Even when there were people around to call me anything, no one ever called me Cassiopeia. Just my father, and only when he was teasing me, and always in a very bad Italian accent: Cass-ee-oh-PEE-a . It drove me crazy. I didn’t think he was funny or cute, and it made me hate my own name. “I’m Cassie!” I’d holler at him. “Just Cassie!” Now I’d give anything to hear him say it just one more time.
When I was turning twelve—four years before the Arrival—my father gave me a telescope for my birthday. On a crisp, clear fall evening, he set it up in the backyard and showed me the constellation.
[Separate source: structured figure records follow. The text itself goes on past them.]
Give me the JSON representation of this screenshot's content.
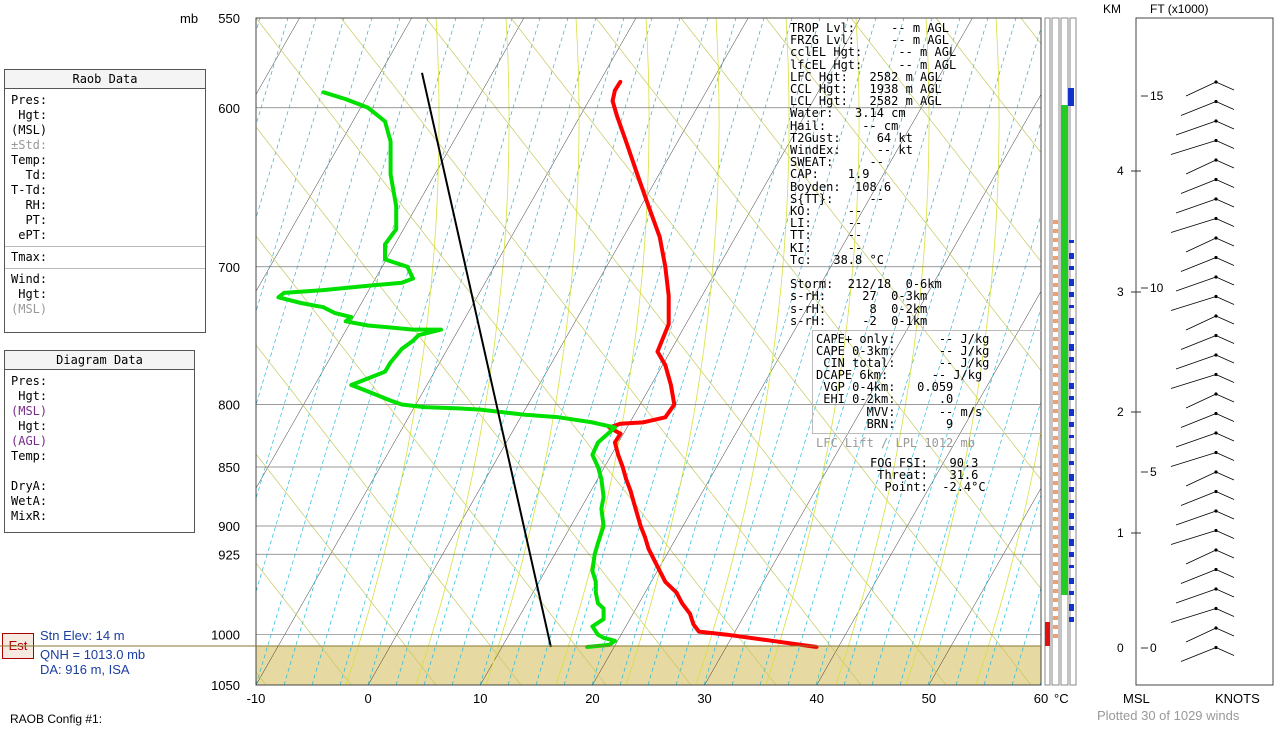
{
  "units": {
    "pressure": "mb",
    "temp": "°C",
    "km": "KM",
    "ft": "FT (x1000)",
    "msl": "MSL",
    "knots": "KNOTS"
  },
  "raob_panel": {
    "title": "Raob Data",
    "rows": [
      "Pres:",
      " Hgt:",
      "(MSL)",
      "±Std:",
      "Temp:",
      "  Td:",
      "T-Td:",
      "  RH:",
      "  PT:",
      " ePT:"
    ],
    "tmax": "Tmax:",
    "wind_rows": [
      "Wind:",
      " Hgt:",
      "(MSL)"
    ]
  },
  "diagram_panel": {
    "title": "Diagram Data",
    "rows": [
      "Pres:",
      " Hgt:",
      "(MSL)",
      " Hgt:",
      "(AGL)",
      "Temp:"
    ],
    "rows2": [
      "DryA:",
      "WetA:",
      "MixR:"
    ]
  },
  "station": {
    "est": "Est",
    "elev": "Stn Elev: 14 m",
    "qnh": "QNH = 1013.0 mb",
    "da": "DA: 916 m, ISA"
  },
  "config_label": "RAOB Config #1:",
  "plotted_label": "Plotted 30 of 1029 winds",
  "indices": [
    "TROP Lvl:     -- m AGL",
    "FRZG Lvl:     -- m AGL",
    "cclEL Hgt:     -- m AGL",
    "lfcEL Hgt:     -- m AGL",
    "LFC Hgt:   2582 m AGL",
    "CCL Hgt:   1938 m AGL",
    "LCL Hgt:   2582 m AGL",
    "Water:   3.14 cm",
    "Hail:     -- cm",
    "T2Gust:     64 kt",
    "WindEx:     -- kt",
    "SWEAT:     --",
    "CAP:    1.9",
    "Boyden:  108.6",
    "S{TT}:     --",
    "KO:     --",
    "LI:     --",
    "TT:     --",
    "KI:     --",
    "Tc:   38.8 °C",
    "",
    "Storm:  212/18  0-6km",
    "s-rH:     27  0-3km",
    "s-rH:      8  0-2km",
    "s-rH:     -2  0-1km"
  ],
  "lift_indices": [
    "CAPE+ only:      -- J/kg",
    "CAPE 0-3km:      -- J/kg",
    " CIN total:      -- J/kg",
    "DCAPE 6km:      -- J/kg",
    " VGP 0-4km:   0.059",
    " EHI 0-2km:      .0",
    "       MVV:      -- m/s",
    "       BRN:       9"
  ],
  "lift_title": "LFC Lift / LPL 1012 mb",
  "fog": [
    "FOG FSI:   90.3",
    " Threat:   31.6",
    "  Point:  -2.4°C"
  ],
  "chart_data": {
    "type": "line",
    "title": "",
    "xlabel": "°C",
    "ylabel": "mb",
    "x_ticks": [
      -10,
      0,
      10,
      20,
      30,
      40,
      50,
      60
    ],
    "y_ticks": [
      550,
      600,
      700,
      800,
      850,
      900,
      925,
      1000,
      1050
    ],
    "xlim": [
      -10,
      60
    ],
    "ylim": [
      1050,
      550
    ],
    "y_scale": "log-pressure",
    "surface_pressure": 1012,
    "series": [
      {
        "name": "",
        "color": "#ff0000",
        "points": [
          [
            40,
            1012
          ],
          [
            36,
            1006
          ],
          [
            32,
            1000
          ],
          [
            29.5,
            997
          ],
          [
            29,
            990
          ],
          [
            28.7,
            980
          ],
          [
            28,
            970
          ],
          [
            27.5,
            960
          ],
          [
            26.5,
            950
          ],
          [
            26,
            940
          ],
          [
            25.5,
            930
          ],
          [
            25,
            920
          ],
          [
            24.7,
            910
          ],
          [
            24.3,
            900
          ],
          [
            24,
            890
          ],
          [
            23.7,
            880
          ],
          [
            23.4,
            870
          ],
          [
            23,
            860
          ],
          [
            22.7,
            850
          ],
          [
            22.3,
            840
          ],
          [
            22,
            830
          ],
          [
            22.5,
            823
          ],
          [
            21.5,
            818
          ],
          [
            22.5,
            815
          ],
          [
            24.5,
            814
          ],
          [
            26.5,
            810
          ],
          [
            27.3,
            800
          ],
          [
            27,
            785
          ],
          [
            26.5,
            770
          ],
          [
            25.8,
            760
          ],
          [
            26.3,
            750
          ],
          [
            26.8,
            740
          ],
          [
            26.8,
            720
          ],
          [
            26.5,
            700
          ],
          [
            26,
            680
          ],
          [
            25,
            660
          ],
          [
            24,
            640
          ],
          [
            23,
            620
          ],
          [
            22.2,
            605
          ],
          [
            21.8,
            596
          ],
          [
            22,
            590
          ],
          [
            22.5,
            585
          ]
        ]
      },
      {
        "name": "",
        "color": "#00e000",
        "points": [
          [
            19.5,
            1012
          ],
          [
            21.5,
            1010
          ],
          [
            22,
            1006
          ],
          [
            21,
            1003
          ],
          [
            20.5,
            1000
          ],
          [
            20,
            992
          ],
          [
            21,
            985
          ],
          [
            21,
            975
          ],
          [
            20.5,
            970
          ],
          [
            20.3,
            960
          ],
          [
            20.3,
            950
          ],
          [
            20,
            940
          ],
          [
            20.2,
            925
          ],
          [
            20.5,
            915
          ],
          [
            21,
            900
          ],
          [
            20.8,
            885
          ],
          [
            21,
            875
          ],
          [
            20.8,
            860
          ],
          [
            20.5,
            850
          ],
          [
            20,
            840
          ],
          [
            20.5,
            830
          ],
          [
            21.5,
            822
          ],
          [
            22,
            818
          ],
          [
            20,
            814
          ],
          [
            17,
            810
          ],
          [
            14,
            808
          ],
          [
            12,
            806
          ],
          [
            10,
            804
          ],
          [
            8,
            803
          ],
          [
            5,
            802
          ],
          [
            3,
            800
          ],
          [
            2,
            797
          ],
          [
            0,
            790
          ],
          [
            -1.5,
            785
          ],
          [
            0,
            780
          ],
          [
            1.5,
            775
          ],
          [
            2,
            768
          ],
          [
            3,
            758
          ],
          [
            4,
            752
          ],
          [
            4.5,
            748
          ],
          [
            6.5,
            744
          ],
          [
            4,
            744
          ],
          [
            0,
            741
          ],
          [
            -2,
            738
          ],
          [
            -1.5,
            735
          ],
          [
            -3,
            732
          ],
          [
            -4,
            728
          ],
          [
            -6,
            725
          ],
          [
            -8,
            721
          ],
          [
            -7.5,
            718
          ],
          [
            -4,
            716
          ],
          [
            0,
            713
          ],
          [
            3,
            711
          ],
          [
            4,
            708
          ],
          [
            3.5,
            700
          ],
          [
            1.5,
            695
          ],
          [
            1.5,
            685
          ],
          [
            2.5,
            675
          ],
          [
            2.5,
            660
          ],
          [
            2,
            640
          ],
          [
            2,
            620
          ],
          [
            1.5,
            608
          ],
          [
            0,
            600
          ],
          [
            -2,
            595
          ],
          [
            -4,
            591
          ]
        ]
      },
      {
        "name": "",
        "color": "#000000",
        "points": [
          [
            4.8,
            580
          ],
          [
            16.3,
            1012
          ]
        ]
      }
    ]
  }
}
“See how it looks like a W ?” he asked.
“Why did they name it Cassiopeia if it’s shaped like a W ?” I replied. “ W for what?”
“Well…I don’t know that it’s for anything,” he answered with a smile. Mom always told him it was his best feature, so he trotted it out a lot, especially after he started going bald. You know, to drag the other person’s eyes downward. “So, it’s for anything you like! How about wonderful ? Or winsome ? Or wise ?” He dropped his hand on my shoulder as I squinted through the lens at the five stars burning over fifty light-years from the spot on which we stood. I could feel my father’s breath against my cheek, warm and moist in the cool, dry autumn air. His breath so close, the stars of Cassiopeia so very far away.